3.3 C
London
Saturday, November 22, 2025

High Court to decide if SRA can inspect legally privileged client documents

Listen to this article:
0:00
0:00

Businessman Mohamed Amersi and Carter Ruck seek declaration on SRA’s access to privilege

The High Court is to rule on whether the Solicitors Regulation Authority has the power to examine legally privileged material as part of its investigations.

The challenge has been brought by businessman Mohamed Amersi and his solicitors, London media law firm Carter Ruck, in response to two statutory production notices issued by the regulator earlier this year.

According to SRA guidance, the authority considers that it can view privileged documents and information but “we can only use them for our regulatory purposes.”

Mr Amersi and Carter Ruck are seeking a declaration that the SRA is not entitled to see privileged material.

The regulator’s investigation concerns alleged misconduct by Carter Ruck in its work for Mr Amersi, a former Conservative Party donor. His libel action against former Conservative MP Charlotte Leslie was struck out in 2023. Mr Amersi is currently suing the BBC over a Panorama broadcast and accompanying article that made allegations against him following publication of the Pandora Papers.


Campaigners have accused Mr Amersi of engaging in so-called SLAPPs, or strategic litigation against public participation. He has consistently rejected those accusations.

Embed from Getty Images


In a statement, Carter Ruck confirmed that it and Mr Amersi were seeking a declaration that “the SRA’s use of production notices under s44B of the Solicitors Act for the disclosure of privileged material was unlawful.”

The firm added: “The SRA have filed a response seeking a declaration that the relevant statutory provision allows them to pierce privilege. The context is an investigation by the SRA into alleged misconduct by Carter Ruck in its work for Mr Amersi. Insofar as the allegations have been articulated to Carter Ruck, the firm denies any misconduct.”

In a separate statement, Mr Amersi said: “I am appalled by the conduct of the SRA; to force a lawyer to disclose legally privileged documents is like asking a doctor to disclose the medical records of a patient. Lawyers cannot advise clients properly if the threat of an SRA production notice is hanging over their heads.

“I suspect that this is a fishing exercise instigated by opponents who have mounted a concerted campaign against me and are now scraping the barrel. There is no justification for it and it would breach my constitutional rights.

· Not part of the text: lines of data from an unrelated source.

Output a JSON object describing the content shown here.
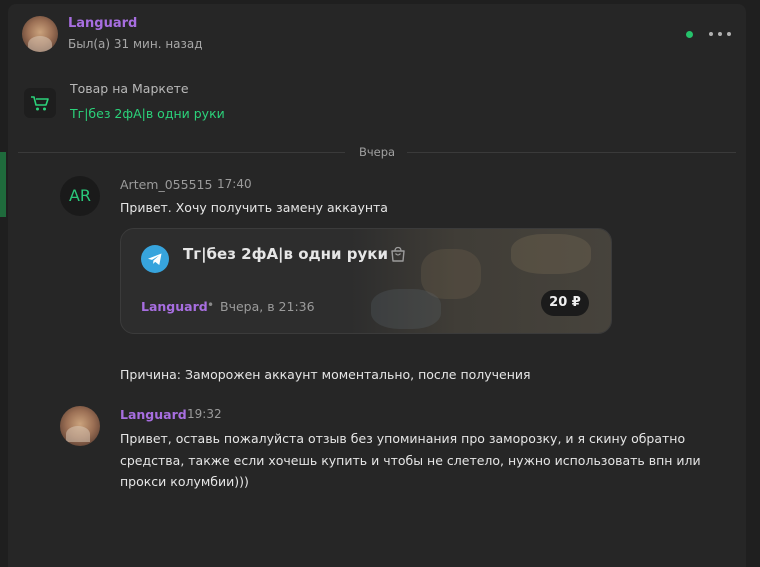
{
  "header": {
    "name": "Languard",
    "status": "Был(а) 31 мин. назад"
  },
  "product": {
    "caption": "Товар на Маркете",
    "link": "Тг|без 2фА|в одни руки"
  },
  "divider": {
    "label": "Вчера"
  },
  "messages": [
    {
      "author": "Artem_055515",
      "avatar_initials": "AR",
      "time": "17:40",
      "text": "Привет. Хочу получить замену аккаунта",
      "card": {
        "title": "Тг|без 2фА|в одни руки",
        "seller": "Languard",
        "separator": "•",
        "date": "Вчера, в 21:36",
        "price": "20 ₽"
      },
      "reason": "Причина: Заморожен аккаунт моментально, после получения"
    },
    {
      "author": "Languard",
      "time": "19:32",
      "lines": [
        "Привет, оставь пожалуйста отзыв без упоминания про заморозку, и я скину обратно",
        "средства, также если хочешь купить и чтобы не слетело, нужно использовать впн или",
        "прокси колумбии)))"
      ]
    }
  ],
  "colors": {
    "accent_purple": "#a76ee0",
    "accent_green": "#2bd27a",
    "online": "#25c26b",
    "telegram": "#37a4dd"
  },
  "icons": [
    "more-icon",
    "cart-icon",
    "telegram-icon",
    "shopping-bag-icon"
  ]
}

“I am challenging the SRA position, together with my legal representatives Carter Ruck, to ensure this decision cannot be allowed to stand. This is an important point of principle and many in the legal profession will support my position otherwise it will be impossible for any lawyer to advise a client properly or professionally.”

An SRA spokesperson said: “The application deals with matters relating to a live investigation, so we cannot discuss details.”

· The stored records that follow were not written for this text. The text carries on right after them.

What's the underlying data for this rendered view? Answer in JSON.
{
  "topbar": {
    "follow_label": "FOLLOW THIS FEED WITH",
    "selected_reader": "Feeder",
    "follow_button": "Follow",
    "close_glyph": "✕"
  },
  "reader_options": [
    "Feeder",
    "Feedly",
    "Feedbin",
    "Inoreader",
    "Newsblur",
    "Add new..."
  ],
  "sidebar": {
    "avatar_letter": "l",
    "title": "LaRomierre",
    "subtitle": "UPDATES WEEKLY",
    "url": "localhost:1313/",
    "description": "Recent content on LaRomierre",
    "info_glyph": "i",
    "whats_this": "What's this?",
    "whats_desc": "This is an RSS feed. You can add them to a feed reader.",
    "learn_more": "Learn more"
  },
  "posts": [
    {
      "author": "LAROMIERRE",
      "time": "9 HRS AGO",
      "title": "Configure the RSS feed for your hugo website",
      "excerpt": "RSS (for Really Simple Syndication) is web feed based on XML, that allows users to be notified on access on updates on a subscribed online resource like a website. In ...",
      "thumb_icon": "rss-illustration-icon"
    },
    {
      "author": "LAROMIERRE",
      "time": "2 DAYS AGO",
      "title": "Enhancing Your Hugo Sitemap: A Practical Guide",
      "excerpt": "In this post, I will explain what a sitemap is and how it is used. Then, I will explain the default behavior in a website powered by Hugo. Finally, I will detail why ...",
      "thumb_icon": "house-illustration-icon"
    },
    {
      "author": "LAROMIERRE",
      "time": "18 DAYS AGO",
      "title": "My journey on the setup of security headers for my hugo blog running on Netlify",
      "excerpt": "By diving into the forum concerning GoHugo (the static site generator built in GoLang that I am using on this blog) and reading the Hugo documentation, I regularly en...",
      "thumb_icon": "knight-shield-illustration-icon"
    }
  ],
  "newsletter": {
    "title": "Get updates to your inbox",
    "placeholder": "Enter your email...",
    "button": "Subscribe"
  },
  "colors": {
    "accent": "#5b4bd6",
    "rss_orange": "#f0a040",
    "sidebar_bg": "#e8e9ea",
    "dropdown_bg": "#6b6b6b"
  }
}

The legal textbook The Law of Privilege notes that there is “serious doubt” about whether the SRA can use section 44B notices to access privileged material. It states that determining whether a regulator has such a power requires examination of the relevant legislation and whether it expressly overrides privilege or does so by necessary implication, which it describes as a stringent test.

Commenting on the case, solicitor Dan Neidle wrote on LinkedIn that if the claim succeeded, “the SRA may never be able to investigate a law firm that acts abusively (without the consent of the client, which usually will not be given).”

Also writing on LinkedIn, Browne Jacobson partner Gary Oldroyd said it was “not surprising” that the SRA’s powers under section 44B were being tested. “Firstly, the Act does not expressly say that the right of inspection extends to privileged documents, although the SRA (and most law firms, I suspect) have always proceeded on the basis that privileged material can be inspected. Secondly, the ability of other regulators to inspect privileged material has been the subject of various recent challenges in the courts and perhaps it was only a matter of time before S44B came under the spotlight as a result.”

He added that if the case were decided against the SRA, an amendment to the Solicitors Act would be required. “Privilege cannot go unchecked,” he wrote. “Whilst privilege protects secrets, there must be a degree of transparency too. Privilege and the way it is claimed and exercised must be monitored and the SRA is the best monitor we have, for now at least. Privilege is ultimately designed to protect clients, but not the law firms they serve.”

He noted that the Post Office inquiry had only uncovered key evidence because privilege was waived and that similar incidents might otherwise remain hidden.